Similar to other treasure hunting type stories there is the ever present sense of competition. Just as Tommy Thompson had to deal with Wally Kreisle in Ship of Gold, Nagel and his cohort John Chatterton had to deal with another boat captained by Steve Bielinda.

There are quite a few characters introduced but at the forefront are Nagel, Chatterton (first man to dive the sub) and Richard Kohler who for a time was on the rival, Bielinda’s, boat. Instead of focusing on the competitive nature of the search (after all, the sub was found) the majority of the story is spent on who these men are and how these men and their friends attempted to solve the mystery of what u-boat this was. Several theories are thrown around yet none come to any fruition. The men not only dive for clues but travel back and forth to D.C. and Germany in hopes of solving the mystery. Identifying the sub turns out to be an extremely dangerous endeavor, not without it’s perils and a time consuming monster. Whether or not they actually manage to do so, well I’ll leave that up to you to find out.

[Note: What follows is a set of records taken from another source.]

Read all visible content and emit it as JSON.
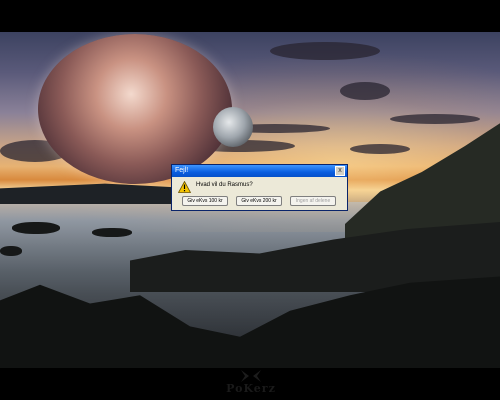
{
  "dialog": {
    "title": "Fejl!",
    "close_glyph": "x",
    "icon": "warning-icon",
    "message": "Hvad vil du Rasmus?",
    "buttons": [
      {
        "label": "Giv eKvs 100 kr",
        "enabled": true
      },
      {
        "label": "Giv eKvs 200 kr",
        "enabled": true
      },
      {
        "label": "Ingen af delene",
        "enabled": false
      }
    ]
  },
  "logo": {
    "text": "PoKerz"
  },
  "colors": {
    "titlebar": "#0a5ee0",
    "dialog_bg": "#ece9d8",
    "warning": "#f5c400"
  }
}
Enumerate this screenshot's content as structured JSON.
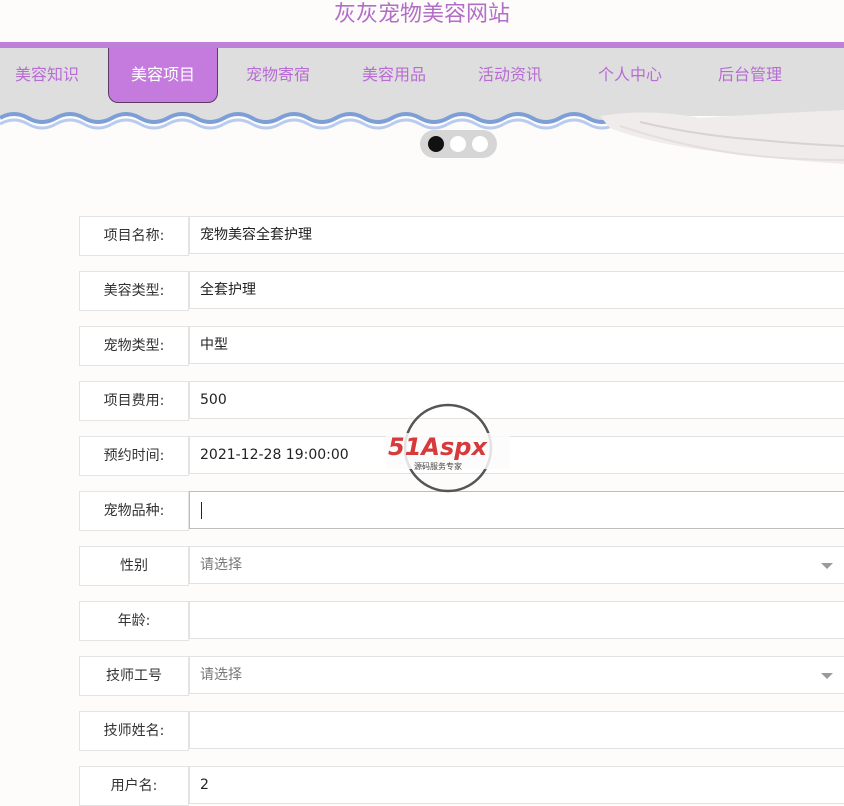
{
  "site": {
    "title": "灰灰宠物美容网站"
  },
  "nav": {
    "items": [
      {
        "label": "美容知识"
      },
      {
        "label": "美容项目",
        "active": true
      },
      {
        "label": "宠物寄宿"
      },
      {
        "label": "美容用品"
      },
      {
        "label": "活动资讯"
      },
      {
        "label": "个人中心"
      },
      {
        "label": "后台管理"
      }
    ]
  },
  "carousel": {
    "slide_count": 3,
    "active_index": 0
  },
  "form": {
    "rows": [
      {
        "label": "项目名称:",
        "value": "宠物美容全套护理"
      },
      {
        "label": "美容类型:",
        "value": "全套护理"
      },
      {
        "label": "宠物类型:",
        "value": "中型"
      },
      {
        "label": "项目费用:",
        "value": "500"
      },
      {
        "label": "预约时间:",
        "value": "2021-12-28 19:00:00"
      },
      {
        "label": "宠物品种:",
        "value": ""
      },
      {
        "label": "性别",
        "value": "请选择"
      },
      {
        "label": "年龄:",
        "value": ""
      },
      {
        "label": "技师工号",
        "value": "请选择"
      },
      {
        "label": "技师姓名:",
        "value": ""
      },
      {
        "label": "用户名:",
        "value": "2"
      }
    ]
  },
  "watermark": {
    "brand": "51Aspx",
    "tagline": "源码服务专家"
  },
  "colors": {
    "accent": "#c47bdd",
    "title": "#b36ec7",
    "nav_bg": "#dedede"
  }
}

I actually wasn’t so sure how I felt about Kurson’s writing style in the beginning, but the story carries itself. By the end of the novel he had redeemed himself. And I will tell you that reading the scene depicted on pg. 340, wherein Chatterton willingly risks his life to try and identify the submarine, is the tensest I’ve been while reading a passage in a book in a long time.

I had not previously heard of this book until both my brother and dad recommended it. My brother having been first given this book in 2004. At the time, he was hanging in the Hamptons (how he do) at Steven Spielberg’s house (how he do). Apparently everyone that was at the Spielberg’s for the holiday received a book (there weren’t many there) and my brother was given this one. I guess Shadow Divers is among Steven’s favorites and therefore my brother received it. Of course when I was at the Spielberg’s back in 03′, I got Steven playing a banjo, a pregnant Gwyneth Paltrow and a shy Chris Martin which for some would be cause for celebration but for me was kind of like “meh.” That said, I bring all this up cause there has been some rumor that the book will be turned into a movie and that Spielberg owns the rights (and also to brag/gloat a wee bit). Oh, and I’m not going to get into what he or I was doing there, I like to leave you wondering.

Scuba diving is awesome, in case you were unaware. There was awhile there that I actually considered becoming a commercial diver. You know one of those guys that dives down with a blow torch in his hands and repairs junk down below. That dream didn’t last long but it was there. Reading this book has pretty much affirmed the fact that it’s really not in my blood to do that kind of work. That certainly doesn’t mean I don’t love reading about it though.This book in particular is a good read that doesn’t get too technical, instead you get a strong story, a great mystery and a warm feeling from the characters by the time you reach the end.